Por tanto, la tesis de Sc de que la Libertad es una ficción ni salva ni elimina la deliberación moral, y, en cuanto intenta incorporar lo descriptivo en la propia deliberación moral, como premisa propiamente moral, incurre en una falacia. No hay, pues, ninguna razón para creer que la Libertad es una ilusión, sino todo lo contrario, para creer que es un hecho completamente ineliminable.

Ahora veamos qué implica la visión naturalista en lo que se refiere a ese otro campo de intencionalidad que es la reflexión teórica.

Por las mismas razones que antes, Sc no puede reducir la deliberación teórica a una descripción naturalista o de encefalograma: no podría, por ejemplo, sustituir un razonamiento lógico por la descripción neurológica correlativa y salvar de todas maneras lo esencial. El curso de la reflexión teórica es completamente autónoma:

Supongamos que Sc esté dedicándose a las matemáticas, intentado demostrar un teorema. Sc puede constatar en el encefalograma qué ocurre en su cerebro cuando piensa en el planteamiento del problema o en las premisas de la solución, y puede predecir con exactitud qué pensará dentro de un rato, cuando haya acabado su reflexión acerca de cómo demostrar el teorema y se encuentre pensando la conclusión.

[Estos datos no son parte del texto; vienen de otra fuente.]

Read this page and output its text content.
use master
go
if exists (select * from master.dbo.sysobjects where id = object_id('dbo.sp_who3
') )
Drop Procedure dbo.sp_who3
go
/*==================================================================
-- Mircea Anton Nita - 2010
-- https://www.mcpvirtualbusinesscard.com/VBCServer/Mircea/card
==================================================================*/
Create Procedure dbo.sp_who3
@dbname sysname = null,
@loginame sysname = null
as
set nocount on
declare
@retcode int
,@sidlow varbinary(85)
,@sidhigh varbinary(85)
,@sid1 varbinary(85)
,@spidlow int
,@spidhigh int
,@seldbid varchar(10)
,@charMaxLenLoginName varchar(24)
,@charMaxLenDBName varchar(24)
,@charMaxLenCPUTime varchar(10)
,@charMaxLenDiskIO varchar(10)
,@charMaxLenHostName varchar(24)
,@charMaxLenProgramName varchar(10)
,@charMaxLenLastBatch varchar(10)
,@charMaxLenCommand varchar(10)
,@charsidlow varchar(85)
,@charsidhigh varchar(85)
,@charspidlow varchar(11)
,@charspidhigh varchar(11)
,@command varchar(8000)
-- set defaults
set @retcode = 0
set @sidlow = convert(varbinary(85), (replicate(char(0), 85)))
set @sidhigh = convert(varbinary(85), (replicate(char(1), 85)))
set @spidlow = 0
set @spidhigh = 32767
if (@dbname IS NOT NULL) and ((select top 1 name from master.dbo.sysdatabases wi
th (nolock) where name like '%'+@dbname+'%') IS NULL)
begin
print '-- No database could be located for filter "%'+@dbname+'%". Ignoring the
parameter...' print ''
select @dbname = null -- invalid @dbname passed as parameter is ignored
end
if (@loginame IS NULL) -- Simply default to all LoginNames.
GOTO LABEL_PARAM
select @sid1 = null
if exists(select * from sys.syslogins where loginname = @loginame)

Parece, pues, que no necesita para nada la ardua reflexión matemática. Pero ¿sabe, en el caso de que siga toda y sola la descripción de la serie de eventos neurológicos de su cerebro, si lo que estará pensando en el momento en que llegue a la conclusión, será lo correcto, es decir, si la demostración será válida? No: puede predecir si él la creerá y la llamará correcta, pero no si debería creerla correcta, porque el nexo entre los eventos neurológicos no es el nexo lógico que sirve a la demostración. De nada le sirve tampoco constatar lo que pasa en otros cerebros (quizás el de genios matemáticos), pues no podrá decir quién está equivocado. Nuevamente, el aspecto normativo propio de lo intencional queda completamente sin salvar en la descripción naturalista de lo que pasa en el cerebro. No cabe esperar que en el idílico futuro en que vive Sc la gente deje de entregarse a la reflexión puramente teórica, sustituyéndola por descripción neurológica o física en general.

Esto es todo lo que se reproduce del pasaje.